Losses and Gains. Religion did all that culture was later to do, but far more effectively. It could enlist countless millions of men and women in the business of ultimate value, not just the few well-educated enough to read Horace or listen to Mahler. To assist it in this task, it had the threat of hell fire at its disposal – a penalty which proved rather more persuasive than the murmurs of cultivated distaste around those who hadn't read Horace. Religion has been for most of human history one of the most precious components of popular life, even though almost all theorists of popular culture embarrassedly ignore it.
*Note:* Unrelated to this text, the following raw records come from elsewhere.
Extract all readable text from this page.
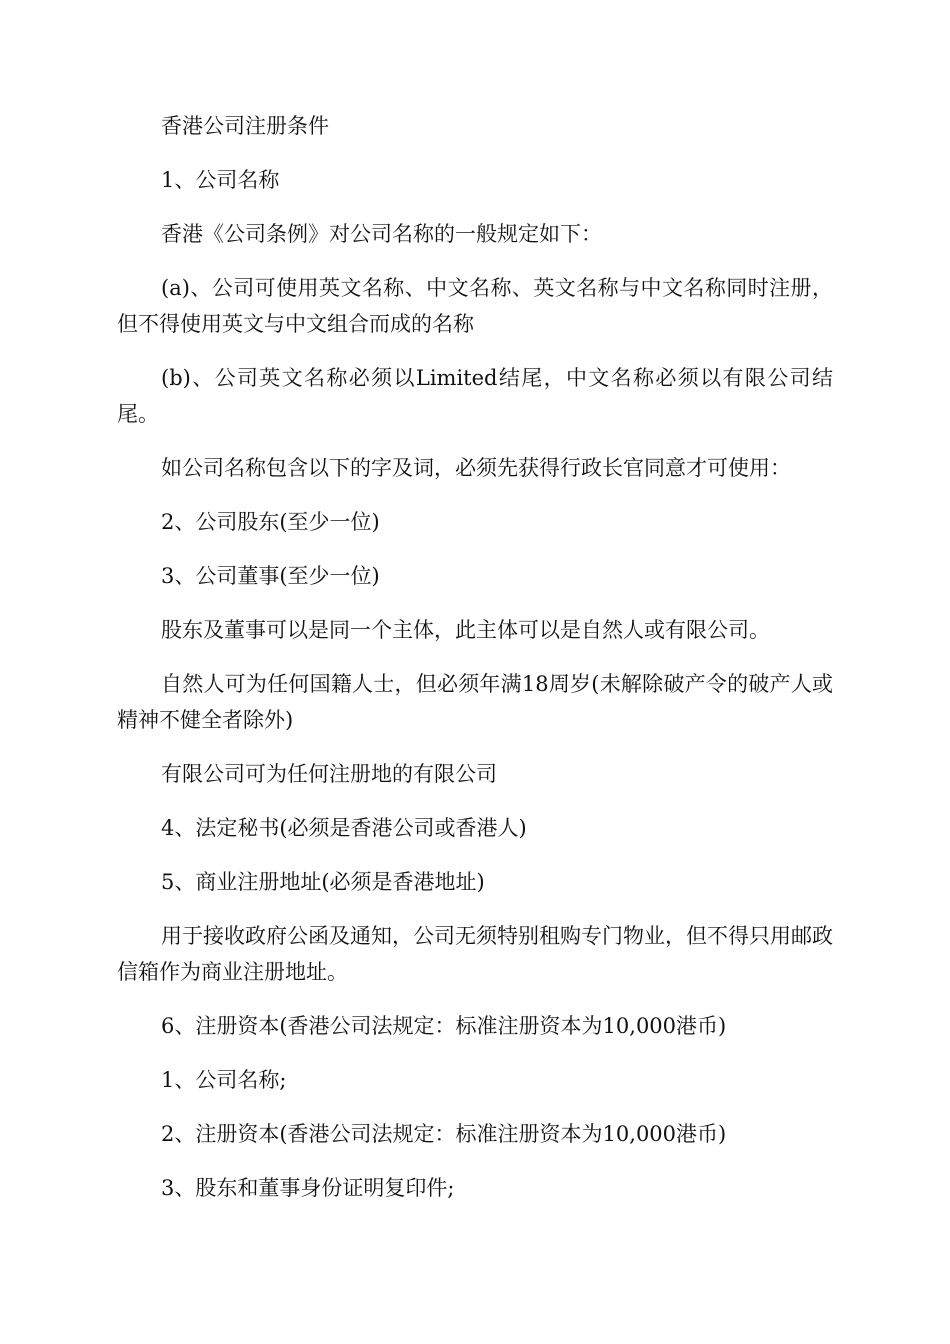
香港公司注册条件

1、公司名称

香港《公司条例》对公司名称的一般规定如下：

(a)、公司可使用英文名称、中文名称、英文名称与中文名称同时注册，但不得使用英文与中文组合而成的名称

(b)、公司英文名称必须以Limited结尾，中文名称必须以有限公司结尾。

如公司名称包含以下的字及词，必须先获得行政长官同意才可使用：

2、公司股东(至少一位)

3、公司董事(至少一位)

股东及董事可以是同一个主体，此主体可以是自然人或有限公司。

自然人可为任何国籍人士，但必须年满18周岁(未解除破产令的破产人或精神不健全者除外)

有限公司可为任何注册地的有限公司

4、法定秘书(必须是香港公司或香港人)

5、商业注册地址(必须是香港地址)

用于接收政府公函及通知，公司无须特别租购专门物业，但不得只用邮政信箱作为商业注册地址。

6、注册资本(香港公司法规定：标准注册资本为10,000港币)

1、公司名称;

2、注册资本(香港公司法规定：标准注册资本为10,000港币)

3、股东和董事身份证明复印件;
Through ritual and moral code, religion could link questions of absolute value to men and women's everyday experience. Nothing was less abstract than God, heaven, sin, redemption. Just as art fleshes out fundamental issues in sign, sound, paint and stone, so religion brought them home to everyday experience in a whole iconography, devotional sensibility, pattern of personal conduct and set of cultic practices. It planted the cosmic Law in the very depths of the individual, in the faculty know as conscience. Faith bound together the people and the intellectuals, the simple faithful and the clergy, in the most durable of bonds. It could create a sense of common purpose far beyond the capacity of a minority culture. It outlined the grandest narrative of all, known as eschatology. It could interweave art, ritual, politics, ethics, mythology, metaphysics and everyday life, while lending this mighty edifice the sanction of supreme authority. It was thus a particular shame that it involved a set of beliefs which seemed to many decent, rational people remarkably benighted and implausible.
It is no wonder, then, that culture has been in perpetual crisis since the moment it was thrust into prominence. For it has been called upon to take over these functions in a post-religious age; and it is hardly surprising that for the most part it has lamentably failed to do so. Part of religion's force was to link fact and value, the routine conduct of everyday life with matters of ultimate spiritual importance. Culture, however, divides these domains down the middle. In its broad, popular, everyday sense, it means a set of ways of doing things; in its artistic sense, it means a body of work of fundamental value. But the connection between them is fatally missing. Religion, by contrast, is culture in both senses at once.